In other words Latins view their society as a power pyramid, while Germanics proceed from the notion that all people are equal.
This gives the Italian bus driver more scope to interpret his timetable than his Danish colleague. After all, he is in charge of his bus. His passengers simply have to accept this.
In principle the Danish driver has the same power but, like his passengers, is of the opinion that he should not wield it; the interests of his passengers must not be made subordinate to his own. After all, everyone is equal, aren’t they?
No wonder that the trust in both government bodies and other people in general tends to be higher in the Germanic cultural region than in the Latin one.
Differences in basic values and the emotional and behavioural differences arising from these have been causing problems for the EU since it was first established in 1952.
Research by the World Economic Forum into the competitiveness of individual countries shows interesting results.
Corruption among government employees is universal but the degree to which this undesirable behaviour prevails differs enormously: on a scale of 1 (= customary) to 10 (= never) the Scandinavian countries score around 9 while Spain and Italy score around 5.
This puts the latter countries on a par with Mexico and Indonesia.
Similar results can be seen for indicators such as independence of the judiciary, relations between employers and employees and the willingness to delegate authority.
In all these respects countries with a high level of trust in others scored higher than countries where the level of trust in others, both individuals and institutions, is low.
Manufacturers from a more competitive country will generally be able to gain market share in less efficient countries.
That is why car makers in Mexico and Indonesia defend themselves against German competition by imposing various import restrictions and devaluing their national currency. But what options do Italian and Spanish manufacturers have?
Since the completion of the internal market for goods in the European Union in 1992 they can no longer hide behind a raft of requirements that imported cars must comply with.
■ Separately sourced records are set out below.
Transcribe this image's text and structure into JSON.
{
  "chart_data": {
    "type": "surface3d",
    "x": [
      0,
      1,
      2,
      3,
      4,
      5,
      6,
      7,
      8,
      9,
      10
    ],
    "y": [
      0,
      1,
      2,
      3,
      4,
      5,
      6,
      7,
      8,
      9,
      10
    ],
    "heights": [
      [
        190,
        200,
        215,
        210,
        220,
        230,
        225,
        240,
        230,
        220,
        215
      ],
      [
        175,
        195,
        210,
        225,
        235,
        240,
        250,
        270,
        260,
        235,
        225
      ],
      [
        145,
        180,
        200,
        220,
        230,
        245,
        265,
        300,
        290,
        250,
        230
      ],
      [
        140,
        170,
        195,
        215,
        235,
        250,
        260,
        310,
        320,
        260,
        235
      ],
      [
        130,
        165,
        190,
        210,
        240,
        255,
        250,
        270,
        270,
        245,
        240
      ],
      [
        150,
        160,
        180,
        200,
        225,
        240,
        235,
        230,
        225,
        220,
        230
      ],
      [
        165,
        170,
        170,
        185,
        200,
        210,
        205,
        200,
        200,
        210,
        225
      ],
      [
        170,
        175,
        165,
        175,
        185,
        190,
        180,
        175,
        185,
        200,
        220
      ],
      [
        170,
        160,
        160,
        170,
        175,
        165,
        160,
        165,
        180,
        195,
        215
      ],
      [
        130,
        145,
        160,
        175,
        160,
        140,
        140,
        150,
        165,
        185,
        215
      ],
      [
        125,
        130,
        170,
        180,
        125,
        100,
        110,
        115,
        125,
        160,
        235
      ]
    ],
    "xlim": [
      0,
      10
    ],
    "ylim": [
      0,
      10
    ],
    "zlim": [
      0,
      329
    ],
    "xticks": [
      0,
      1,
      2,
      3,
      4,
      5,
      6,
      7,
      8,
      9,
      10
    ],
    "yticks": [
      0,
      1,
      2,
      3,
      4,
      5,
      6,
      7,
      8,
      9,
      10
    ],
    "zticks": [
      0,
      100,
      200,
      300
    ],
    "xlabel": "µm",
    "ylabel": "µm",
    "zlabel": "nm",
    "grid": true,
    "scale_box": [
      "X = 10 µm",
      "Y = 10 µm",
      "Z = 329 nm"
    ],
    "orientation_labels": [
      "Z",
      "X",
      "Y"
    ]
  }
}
Moreover, the creation of the euro means that it is no longer possible to devalue the lira and the peseta against the Deutschmark.
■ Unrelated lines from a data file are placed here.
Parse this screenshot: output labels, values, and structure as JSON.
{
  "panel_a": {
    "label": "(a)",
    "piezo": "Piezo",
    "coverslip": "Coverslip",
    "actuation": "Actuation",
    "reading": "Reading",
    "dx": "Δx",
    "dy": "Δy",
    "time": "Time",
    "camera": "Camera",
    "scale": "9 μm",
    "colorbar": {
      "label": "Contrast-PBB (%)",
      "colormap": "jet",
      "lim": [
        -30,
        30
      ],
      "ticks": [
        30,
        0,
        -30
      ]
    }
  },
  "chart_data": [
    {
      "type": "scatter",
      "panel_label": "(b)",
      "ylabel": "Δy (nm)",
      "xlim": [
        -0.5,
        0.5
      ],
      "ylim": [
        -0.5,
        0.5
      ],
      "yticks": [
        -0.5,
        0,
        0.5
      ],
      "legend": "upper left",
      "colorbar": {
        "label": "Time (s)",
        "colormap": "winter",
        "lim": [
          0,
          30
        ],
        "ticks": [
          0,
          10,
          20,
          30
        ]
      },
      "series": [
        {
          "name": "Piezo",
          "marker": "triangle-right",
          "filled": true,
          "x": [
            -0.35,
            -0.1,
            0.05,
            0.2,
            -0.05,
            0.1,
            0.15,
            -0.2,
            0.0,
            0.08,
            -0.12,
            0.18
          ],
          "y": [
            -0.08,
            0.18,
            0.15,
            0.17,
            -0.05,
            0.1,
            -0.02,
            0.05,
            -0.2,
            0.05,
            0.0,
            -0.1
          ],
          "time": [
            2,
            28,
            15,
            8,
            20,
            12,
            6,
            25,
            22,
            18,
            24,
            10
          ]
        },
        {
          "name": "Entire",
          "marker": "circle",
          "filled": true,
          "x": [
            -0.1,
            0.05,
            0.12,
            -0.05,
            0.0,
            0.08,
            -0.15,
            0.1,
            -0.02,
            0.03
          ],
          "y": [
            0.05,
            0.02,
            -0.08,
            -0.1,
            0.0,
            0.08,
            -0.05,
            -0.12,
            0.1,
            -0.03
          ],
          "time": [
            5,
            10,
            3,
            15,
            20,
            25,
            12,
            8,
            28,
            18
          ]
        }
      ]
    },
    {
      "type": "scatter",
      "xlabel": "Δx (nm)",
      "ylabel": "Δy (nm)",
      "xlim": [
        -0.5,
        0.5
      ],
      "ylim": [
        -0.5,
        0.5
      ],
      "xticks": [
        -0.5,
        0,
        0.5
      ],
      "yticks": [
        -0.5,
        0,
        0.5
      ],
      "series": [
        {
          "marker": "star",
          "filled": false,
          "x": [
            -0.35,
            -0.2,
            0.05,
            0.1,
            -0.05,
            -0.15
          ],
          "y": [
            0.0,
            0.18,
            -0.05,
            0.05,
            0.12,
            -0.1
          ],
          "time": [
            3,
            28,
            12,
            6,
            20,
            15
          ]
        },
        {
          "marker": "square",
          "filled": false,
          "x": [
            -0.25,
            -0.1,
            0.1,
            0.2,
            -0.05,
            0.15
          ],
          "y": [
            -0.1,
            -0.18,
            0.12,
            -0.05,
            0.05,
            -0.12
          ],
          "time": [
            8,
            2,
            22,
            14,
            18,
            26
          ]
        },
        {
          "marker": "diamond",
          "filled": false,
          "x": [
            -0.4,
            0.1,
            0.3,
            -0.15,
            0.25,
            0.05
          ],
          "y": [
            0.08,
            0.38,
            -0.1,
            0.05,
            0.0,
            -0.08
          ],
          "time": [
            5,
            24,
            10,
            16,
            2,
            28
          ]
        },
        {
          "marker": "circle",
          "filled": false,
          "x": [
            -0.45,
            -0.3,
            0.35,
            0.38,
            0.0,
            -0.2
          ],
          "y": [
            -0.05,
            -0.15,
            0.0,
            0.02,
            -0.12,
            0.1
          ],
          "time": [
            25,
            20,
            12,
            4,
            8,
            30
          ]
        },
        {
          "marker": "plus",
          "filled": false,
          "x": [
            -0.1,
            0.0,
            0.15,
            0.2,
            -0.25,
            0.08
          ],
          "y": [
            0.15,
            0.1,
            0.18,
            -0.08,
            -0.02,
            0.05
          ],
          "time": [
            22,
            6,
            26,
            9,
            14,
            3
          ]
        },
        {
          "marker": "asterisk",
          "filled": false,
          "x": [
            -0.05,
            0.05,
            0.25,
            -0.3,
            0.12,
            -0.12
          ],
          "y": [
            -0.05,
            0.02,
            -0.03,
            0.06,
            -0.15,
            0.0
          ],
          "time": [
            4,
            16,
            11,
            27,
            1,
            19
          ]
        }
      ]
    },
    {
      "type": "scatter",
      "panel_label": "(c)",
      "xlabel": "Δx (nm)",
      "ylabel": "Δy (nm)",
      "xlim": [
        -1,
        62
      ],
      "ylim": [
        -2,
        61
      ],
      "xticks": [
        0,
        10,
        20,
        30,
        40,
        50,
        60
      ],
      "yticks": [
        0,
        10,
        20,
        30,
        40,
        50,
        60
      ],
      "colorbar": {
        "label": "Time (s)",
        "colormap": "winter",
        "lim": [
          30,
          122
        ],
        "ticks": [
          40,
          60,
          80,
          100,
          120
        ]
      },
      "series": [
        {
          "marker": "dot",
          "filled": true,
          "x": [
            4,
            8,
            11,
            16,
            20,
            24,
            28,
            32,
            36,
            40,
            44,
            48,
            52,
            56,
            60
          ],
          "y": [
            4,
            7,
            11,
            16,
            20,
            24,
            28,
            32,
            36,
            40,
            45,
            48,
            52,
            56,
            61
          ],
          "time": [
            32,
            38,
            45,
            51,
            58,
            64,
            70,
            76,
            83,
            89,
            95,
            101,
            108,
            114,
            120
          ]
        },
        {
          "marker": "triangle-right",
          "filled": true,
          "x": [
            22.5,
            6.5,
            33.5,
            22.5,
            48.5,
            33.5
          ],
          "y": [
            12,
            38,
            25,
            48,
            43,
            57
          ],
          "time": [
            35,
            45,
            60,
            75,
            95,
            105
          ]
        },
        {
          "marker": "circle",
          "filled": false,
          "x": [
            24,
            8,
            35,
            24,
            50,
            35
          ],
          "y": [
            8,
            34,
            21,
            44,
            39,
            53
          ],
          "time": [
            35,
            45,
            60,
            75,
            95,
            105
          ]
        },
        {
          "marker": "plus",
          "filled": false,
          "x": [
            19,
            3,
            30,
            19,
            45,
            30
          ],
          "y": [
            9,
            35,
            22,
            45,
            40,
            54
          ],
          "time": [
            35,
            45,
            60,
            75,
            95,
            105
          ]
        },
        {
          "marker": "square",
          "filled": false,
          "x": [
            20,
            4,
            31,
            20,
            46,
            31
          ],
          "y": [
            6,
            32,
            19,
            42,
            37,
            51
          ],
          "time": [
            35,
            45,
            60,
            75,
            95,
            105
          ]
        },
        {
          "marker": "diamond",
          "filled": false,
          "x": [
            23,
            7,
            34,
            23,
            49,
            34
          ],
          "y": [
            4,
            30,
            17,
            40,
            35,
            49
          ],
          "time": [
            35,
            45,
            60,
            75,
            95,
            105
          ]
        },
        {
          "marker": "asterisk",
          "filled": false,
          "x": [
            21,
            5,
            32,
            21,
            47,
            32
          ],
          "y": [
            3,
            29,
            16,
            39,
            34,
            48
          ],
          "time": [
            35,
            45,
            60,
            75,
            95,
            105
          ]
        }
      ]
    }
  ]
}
No wonder that the northern European business sector is enthusiastic about the EU: companies gain access to large new markets without having to feel threatened in their home markets.
Even the mozzarella nowadays sold in many European countries no longer comes from Italy.
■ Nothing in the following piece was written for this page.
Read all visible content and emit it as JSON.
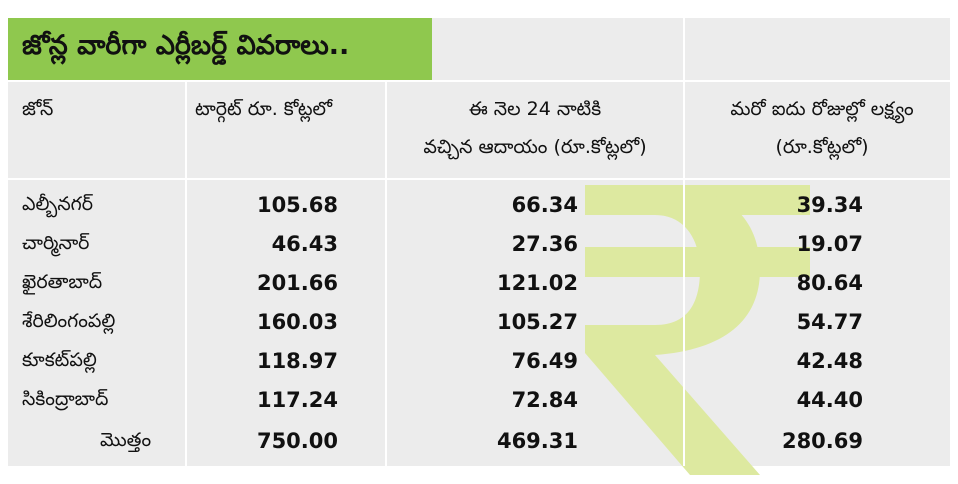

2008 crisis revealed euro’s flaws
The introduction of the euro in 1999 did not reduce the imbalances within the EU, as many official bodies promised us at the time, but increased them.
In the first decade of the single currency the negative impact of the difference in competitiveness between the northern and southern member states was not too bad.
While the respective trade surpluses and deficits grew, this was offset by the free movement of capital. Many northern European banks and investors were willing to invest in the South now that the exchange risk had disappeared.
However, the sentiment changed drastically during the credit crisis of 2008-9. The banks wrote off their loans to southern European countries and investors sold their bonds and shares. The result was that the South’s trade deficit was exacerbated by a deficit in its capital account.
The reason why this deterioration in the financial balance between the euro countries was not more obvious to the outside world is because the central banks of the participating countries had followed the US example and agreed on a payment system for settling balances between the countries.
In the US regional branches of the Fed (in New York, San Francisco, St Louis, etc) that are running a deficit actually make an annual repayment of the amount due to their colleagues that have surpluses.
But in the euro system this simply does not happen.
As a result the liabilities of the central banks of Italy and Spain have risen to many hundreds of billions of euros over the years, as have the claims of their opposite numbers in northern Europe.
It is only a matter of time until something triggers the next euro crisis.